Part of this is the joke that has always been played on publishers: returns. That meant that in order to sell one print book, they had to print two and take a loss on the one of them. See how this is different in the ebook world? Sure.
But primarily she is talking about the change in the distribution of income streams from ebook as subsidary right (50% of cover price) to plain old rights (~25% of publisher’s net.) The upshot is that while the overall pot of money being earned may be the same (or slightly smaller), the expected income from ‘subsidary’ ebooks has shifted, ever so slightly, in the favour of publishers from the authors (yay.)
Note her stating she has made worse deals than that, in order to leverage the publisher’s sales for her indie books. … we’ll get back to this!
So let’s look at what I meant by publishing performances. Michael Allen’s “wreader” is a wonderful term to start with: a part of hypertext theory, this is generally considered the action of a reader taking part in co-creation of a piece of hyperlinked fiction. Great (no I don’t do hypertext fiction.) Instead, I re-purpose the idea here as a kind of textual performance; where it’s the reader community who performs the reading in public. Related to Reader-response, this should form a para- and meta-textual actualisation of indeterminacies, much as a ‘hyperwork’* to the static hypertext link-network itself. Yeah, think ‘reading group,’ fanfiction and derivative works, annotations, all an integral part of the presentation of the seed text itself.
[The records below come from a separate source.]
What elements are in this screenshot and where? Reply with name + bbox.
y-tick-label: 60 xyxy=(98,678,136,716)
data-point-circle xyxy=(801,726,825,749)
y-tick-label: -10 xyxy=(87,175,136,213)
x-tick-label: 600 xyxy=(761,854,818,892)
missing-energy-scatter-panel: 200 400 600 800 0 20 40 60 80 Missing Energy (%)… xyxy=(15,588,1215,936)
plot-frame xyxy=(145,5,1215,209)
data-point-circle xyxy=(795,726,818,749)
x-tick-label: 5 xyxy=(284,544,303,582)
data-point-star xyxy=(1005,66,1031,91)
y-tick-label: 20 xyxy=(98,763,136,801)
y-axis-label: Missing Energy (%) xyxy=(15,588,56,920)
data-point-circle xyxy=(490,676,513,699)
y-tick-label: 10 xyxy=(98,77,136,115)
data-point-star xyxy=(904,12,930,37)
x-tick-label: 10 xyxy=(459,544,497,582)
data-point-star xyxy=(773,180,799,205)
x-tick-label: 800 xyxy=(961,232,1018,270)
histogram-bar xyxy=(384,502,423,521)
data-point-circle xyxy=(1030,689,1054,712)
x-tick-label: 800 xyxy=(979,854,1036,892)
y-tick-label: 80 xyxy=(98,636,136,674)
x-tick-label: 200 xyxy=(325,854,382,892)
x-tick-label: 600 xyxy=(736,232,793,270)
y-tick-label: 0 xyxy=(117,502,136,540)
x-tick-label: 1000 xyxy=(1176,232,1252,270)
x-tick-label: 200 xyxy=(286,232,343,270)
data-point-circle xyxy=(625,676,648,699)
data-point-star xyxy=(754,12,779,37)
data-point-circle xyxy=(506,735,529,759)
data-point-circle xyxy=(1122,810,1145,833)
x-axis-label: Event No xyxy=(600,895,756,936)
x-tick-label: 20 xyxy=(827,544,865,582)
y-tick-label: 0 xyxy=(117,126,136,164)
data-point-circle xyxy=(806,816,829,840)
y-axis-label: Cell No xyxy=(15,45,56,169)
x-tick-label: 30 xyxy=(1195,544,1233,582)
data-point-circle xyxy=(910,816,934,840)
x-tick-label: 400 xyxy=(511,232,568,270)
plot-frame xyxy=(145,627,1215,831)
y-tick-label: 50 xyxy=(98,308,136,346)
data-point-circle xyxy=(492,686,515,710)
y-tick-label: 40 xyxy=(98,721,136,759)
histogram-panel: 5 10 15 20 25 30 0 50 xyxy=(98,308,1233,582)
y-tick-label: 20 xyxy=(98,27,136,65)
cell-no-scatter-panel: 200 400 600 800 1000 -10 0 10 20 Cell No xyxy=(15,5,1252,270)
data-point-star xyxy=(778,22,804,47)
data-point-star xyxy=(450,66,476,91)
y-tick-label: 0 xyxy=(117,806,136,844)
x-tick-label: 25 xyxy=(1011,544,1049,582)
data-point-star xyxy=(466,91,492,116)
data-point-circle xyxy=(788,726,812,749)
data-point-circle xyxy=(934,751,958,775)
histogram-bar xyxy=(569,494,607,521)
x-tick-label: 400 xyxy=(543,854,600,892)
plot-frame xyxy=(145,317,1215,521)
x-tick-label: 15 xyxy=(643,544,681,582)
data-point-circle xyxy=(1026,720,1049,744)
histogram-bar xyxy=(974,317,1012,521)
And why is this important? Because looking at other media industries, the performance events of film (cinema) and music (concerts) are the new growth areas—and particularly for the music industry, it is for the artists. This is not to say that studios aren’t getting into this with new contracts which look for a cut of what was traditionally been ceded to artists as a ‘gift,’ but the significance of this is that the ‘artist’ has to be there for this to work!
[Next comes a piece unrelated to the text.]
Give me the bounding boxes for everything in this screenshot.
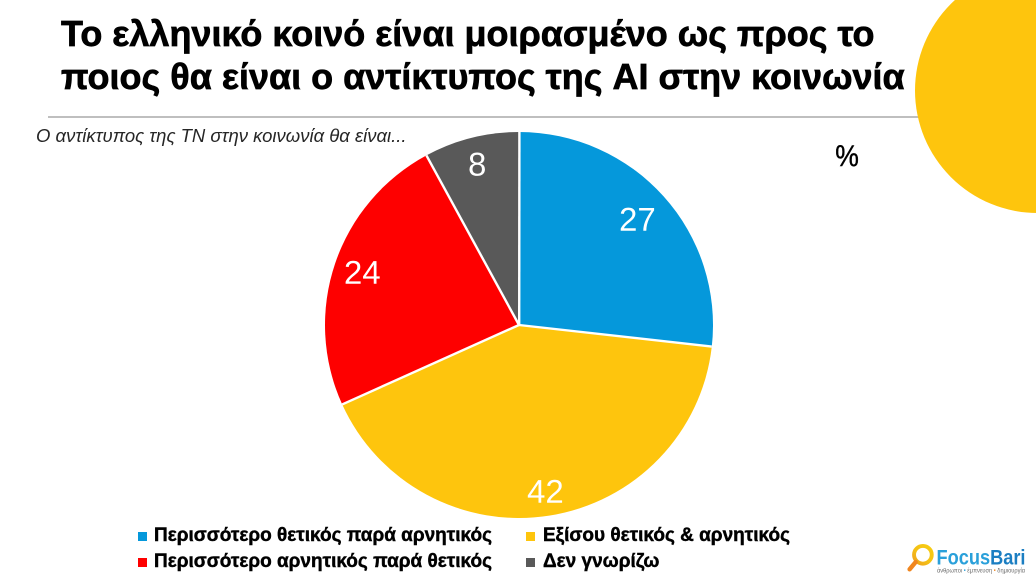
svg-text:άνθρωποι • έμπνευση • δημιουργ: άνθρωποι • έμπνευση • δημιουργία — [937, 566, 1025, 574]
svg-text:FocusBari: FocusBari — [937, 546, 1026, 570]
True that the idea here rests on the (w)readership being the performers of the hyperwork (book) text, but the author (and publisher) must also be a part of the performance—a performer/conductor ‘first amongst equals.’ And this is not an instance where the publisher and author can become invisible. They are integral to each instance of the reader entering the textual performance (see, I told you I was coming back to the previous post!)
And now to return to Rusch… she talks about making lesser deals to leverage her self-published works, and in fact this should work just as much for publishers as for individuals. Publishers need to leverage their backlist in order to up visibility and their branding as well, perhaps moving to a subscription-based format (like Disney’s amazing deal) and drawing authors in on an ongoing collective bargain.
Given this longterm deal, publishers paying authors an ‘embargo’ in order to gain exclusivity of performance allows for two things: it leaves the ebook rights pretty much where they are (never hope for that much more when it comes to law…), and it allows authors a security of an ongoing salary which is leveraged by publishers to heighten the worth of all their backlist. It’s a win-winner!
*Wanders away, pleased with himself…*
*Landow briefly discusses a kind of hyperwork, where he too cites Iser’sReading Process to describe a reader’s actualisation of a text via navigation of hyperlink. Perhaps my use of the term could better be called hyperwork 2.0, where linked readings display response. This still leaves the individual reader to fill the atomic textual indeterminacies, however, I feel it meets the spirit of Reader-response in a linked world view. It’s a way of performing the actualisation process in public.